Декабристочка

…Было темно, холодно и сыро. Он стоял посреди площади с мешком на голове в ожидании команды. Ощущение безнадежности всего происходящего сковало его тело какой-то странной слабостью и апатией – настолько, что даже свободно наброшенная петля казалась невесомой и совсем не жгла шею. А ведь должна бы вроде? По крайней мере, именно так говорилось во всех этих дурацких старых романах. «Милая, где же ты?

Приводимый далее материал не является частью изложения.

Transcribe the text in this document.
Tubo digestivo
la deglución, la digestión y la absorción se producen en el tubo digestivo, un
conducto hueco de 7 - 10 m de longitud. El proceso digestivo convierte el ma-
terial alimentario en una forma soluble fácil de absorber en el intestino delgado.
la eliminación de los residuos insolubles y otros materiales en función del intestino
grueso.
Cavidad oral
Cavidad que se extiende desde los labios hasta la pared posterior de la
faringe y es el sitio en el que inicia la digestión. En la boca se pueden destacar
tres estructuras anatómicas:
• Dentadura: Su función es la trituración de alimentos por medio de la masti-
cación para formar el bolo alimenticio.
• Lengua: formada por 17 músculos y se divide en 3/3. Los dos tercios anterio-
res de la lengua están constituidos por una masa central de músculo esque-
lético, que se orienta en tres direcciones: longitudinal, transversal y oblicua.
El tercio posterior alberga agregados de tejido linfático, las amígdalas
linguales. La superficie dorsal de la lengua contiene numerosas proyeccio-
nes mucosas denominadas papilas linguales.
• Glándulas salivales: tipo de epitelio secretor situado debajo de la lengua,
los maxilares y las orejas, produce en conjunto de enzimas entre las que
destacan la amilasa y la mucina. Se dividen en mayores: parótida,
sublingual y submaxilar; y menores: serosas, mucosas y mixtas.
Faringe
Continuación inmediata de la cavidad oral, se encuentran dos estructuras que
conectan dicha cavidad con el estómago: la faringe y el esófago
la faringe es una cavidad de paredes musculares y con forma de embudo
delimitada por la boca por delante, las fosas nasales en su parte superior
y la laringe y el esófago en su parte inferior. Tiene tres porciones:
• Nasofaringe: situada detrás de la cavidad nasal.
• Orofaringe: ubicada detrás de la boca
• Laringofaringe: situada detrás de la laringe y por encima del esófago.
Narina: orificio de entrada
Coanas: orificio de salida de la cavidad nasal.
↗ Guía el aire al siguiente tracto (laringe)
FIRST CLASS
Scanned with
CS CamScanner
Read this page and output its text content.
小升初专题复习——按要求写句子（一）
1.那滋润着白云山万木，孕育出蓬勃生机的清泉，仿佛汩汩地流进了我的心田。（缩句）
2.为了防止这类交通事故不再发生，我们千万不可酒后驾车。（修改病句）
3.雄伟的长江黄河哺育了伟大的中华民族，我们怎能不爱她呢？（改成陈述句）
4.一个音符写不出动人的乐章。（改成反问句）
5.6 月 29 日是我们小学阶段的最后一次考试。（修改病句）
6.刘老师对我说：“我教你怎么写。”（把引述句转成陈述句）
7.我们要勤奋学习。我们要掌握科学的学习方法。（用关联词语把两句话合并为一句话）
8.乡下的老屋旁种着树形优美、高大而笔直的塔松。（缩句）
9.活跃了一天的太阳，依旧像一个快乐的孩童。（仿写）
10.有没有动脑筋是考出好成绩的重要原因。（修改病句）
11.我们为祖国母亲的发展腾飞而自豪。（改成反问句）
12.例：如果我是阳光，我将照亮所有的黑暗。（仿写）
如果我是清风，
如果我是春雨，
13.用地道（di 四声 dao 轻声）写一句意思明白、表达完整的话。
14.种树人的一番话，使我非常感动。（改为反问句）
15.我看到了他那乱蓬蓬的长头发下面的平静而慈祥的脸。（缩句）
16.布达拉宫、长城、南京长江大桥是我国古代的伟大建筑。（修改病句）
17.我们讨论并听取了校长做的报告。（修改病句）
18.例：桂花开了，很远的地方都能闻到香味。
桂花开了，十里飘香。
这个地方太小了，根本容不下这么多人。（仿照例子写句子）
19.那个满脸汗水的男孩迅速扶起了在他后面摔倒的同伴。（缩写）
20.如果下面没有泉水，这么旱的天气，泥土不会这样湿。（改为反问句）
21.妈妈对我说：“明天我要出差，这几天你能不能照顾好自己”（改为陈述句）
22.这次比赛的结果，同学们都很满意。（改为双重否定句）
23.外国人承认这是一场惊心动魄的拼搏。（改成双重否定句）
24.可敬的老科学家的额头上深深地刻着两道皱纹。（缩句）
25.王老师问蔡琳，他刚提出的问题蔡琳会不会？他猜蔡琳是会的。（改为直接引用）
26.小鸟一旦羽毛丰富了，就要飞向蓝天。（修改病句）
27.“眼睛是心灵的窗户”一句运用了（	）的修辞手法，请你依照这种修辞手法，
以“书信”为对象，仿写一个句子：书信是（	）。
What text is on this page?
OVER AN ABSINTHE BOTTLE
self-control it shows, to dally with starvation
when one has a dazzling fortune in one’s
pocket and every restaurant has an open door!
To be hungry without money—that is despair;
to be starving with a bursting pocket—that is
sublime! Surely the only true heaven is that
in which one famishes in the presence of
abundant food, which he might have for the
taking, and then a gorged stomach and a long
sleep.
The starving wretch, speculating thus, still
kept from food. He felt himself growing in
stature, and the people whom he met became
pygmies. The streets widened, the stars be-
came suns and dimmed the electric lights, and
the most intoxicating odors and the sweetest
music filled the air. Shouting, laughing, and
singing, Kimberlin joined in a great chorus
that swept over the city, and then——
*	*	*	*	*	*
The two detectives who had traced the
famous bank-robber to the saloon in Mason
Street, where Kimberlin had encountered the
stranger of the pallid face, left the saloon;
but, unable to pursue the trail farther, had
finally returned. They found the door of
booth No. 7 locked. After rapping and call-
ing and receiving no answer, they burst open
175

Увидимся ли с тобой снова, ТАМ, потом, после ВСЕГО?..» Внезапно его размышления прервал звук приближающихся шагов, чья-то рука легко коснулась плеча, затем шеи, щеки... «Вот и всё! – подумал он. – Сейчас затянут...петлю». Однако вместо этого пахнуло чем-то очень приятным и теплым, и до боли знакомый голос весело произнес:
– Ты бы отдохнул чуток. Релеев, блин! А то ведь так самого скоро Кондратий хватит…
– Рылеев, – машинально поправил он.
– Да пофиг! Хоть Пестель с Якубовичем. На вот, чайку хлебни с ватрушкой.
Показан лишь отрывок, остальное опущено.